Frozen in Time: The Mountain Photography of Vittorio Sella

by Nehrain Khalifa

Frozen in Time: The Mountain Photography of Vittorio Sella
24 June - 14 September 2008
Estorick Collection of Modern Italian Art

Vittorio Sella (1859-1943) is one of those people who have managed to successfully pursue two of his passions simultaneously: mountaineering and photography. Frozen in Time: The Mountain Photography of Vittorio Sella at the Estorick Collection offers a rare opportunity to admire and explore this little known photographer and pioneering mountaineer.

Vittorio Sella was born and died in Biella, in the northern Piedmont region of the Italian Alps, not far from the peaks of Mont Blanc and Monte Rosa. Vittorio undertook many mountaineering and photographic adventures, which were to consume him for many years. His travels took him on expeditions to the Caucasus in 1889, 1890 and 1896, to the Saint Elias range in Alaska in 1897, to Sikkim and Nepal in 1899, to the Ruwenzori in Uganda in 1906 and to the Karakoram and Western Himalayas in 1909.

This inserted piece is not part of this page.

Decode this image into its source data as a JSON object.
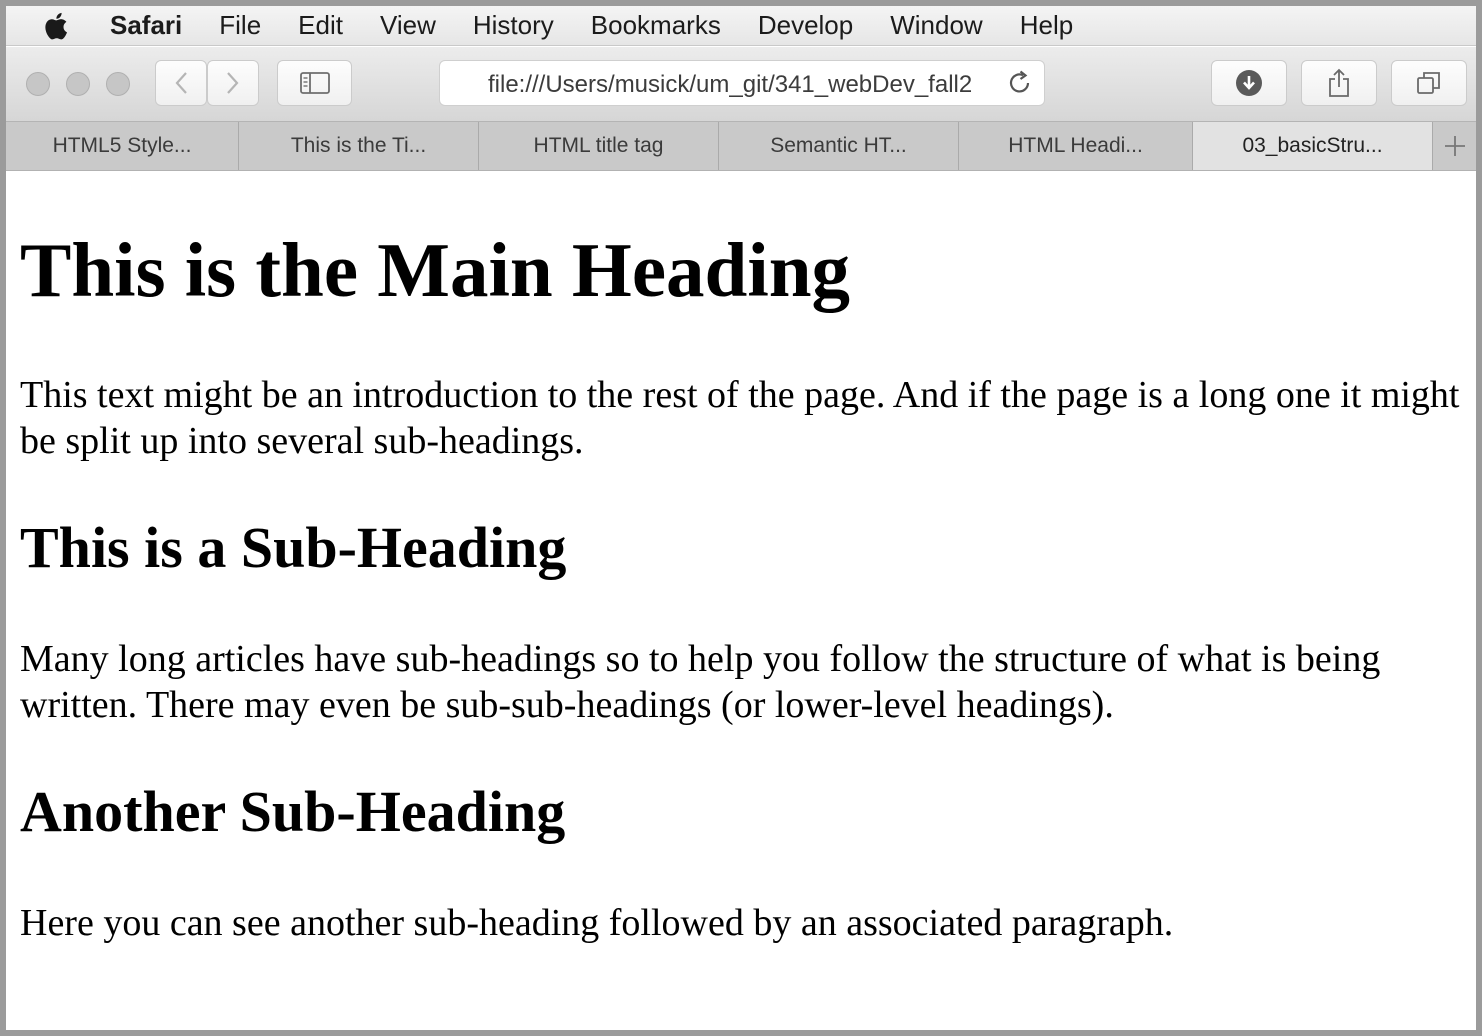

Sella’s images transcend the conventional ‘travel’ photography. Sella’s attention is focused more on the beauty and power of nature. His images are very simply constructed, and his vision is breath taking. Sella’s photographs are all in black and white and in the main, represent the relationship between Man and Nature. The focus of his attention is the landscape, paying little attention to the figures. In his photographs the mountains dwarf the figures, suggesting to the viewer the monumentality of nature. The images consist of strong contrasts of black and white in which the small, dark images of figures are surrounded by snow of the purest white. Sella’s landscapes also appear not simply as physical spaces but metaphysical ones, reflecting the thoughts and emotions not only of the photographer but of the mountaineer as well. It is only a mountaineer that can bring us these remarkable photographs and it is evident that Sella was as good a mountaineer as he was a photographer. The artist’s use of black and white and the geometric arrangement of his compositions appear abstract and reveal a more subjective and modern vision as opposed to a pure documentary vision.

Siniolchun from the left hand side of the Zemu Glacier, 1899

Siniolchun from the left hand side of the Zemu Glacier, 1899 (telephotograph)
Silver Gelatine print
396 x 297 mm
from and 18 x 24 plate
© 2008 fondazione Sella Biella

It is clear that Sella had a deep curiosity about the natural world, and the photographs he took on his travels encompass not only the spectacular mountains but also the native flora and fauna as well as the people he encountered and their customs.

During his lifetime Vittorio Sella was highly acclaimed and his photographs were published and widely exhibited in the United States as well as Europe. His work was shown at the annual exhibition of the Alpine Club in London and his last solo exhibition took place in 1890 at the Royal Geographical Society, which the same year awarded him their prestigious Murchison prize in recognition of the photographs he took in the Caucasus. Sella is still well known among the mountaineering community and the Estorick Collection has allowed those of us who prefer terra firma the opportunity to witness some truly magnificent landscapes.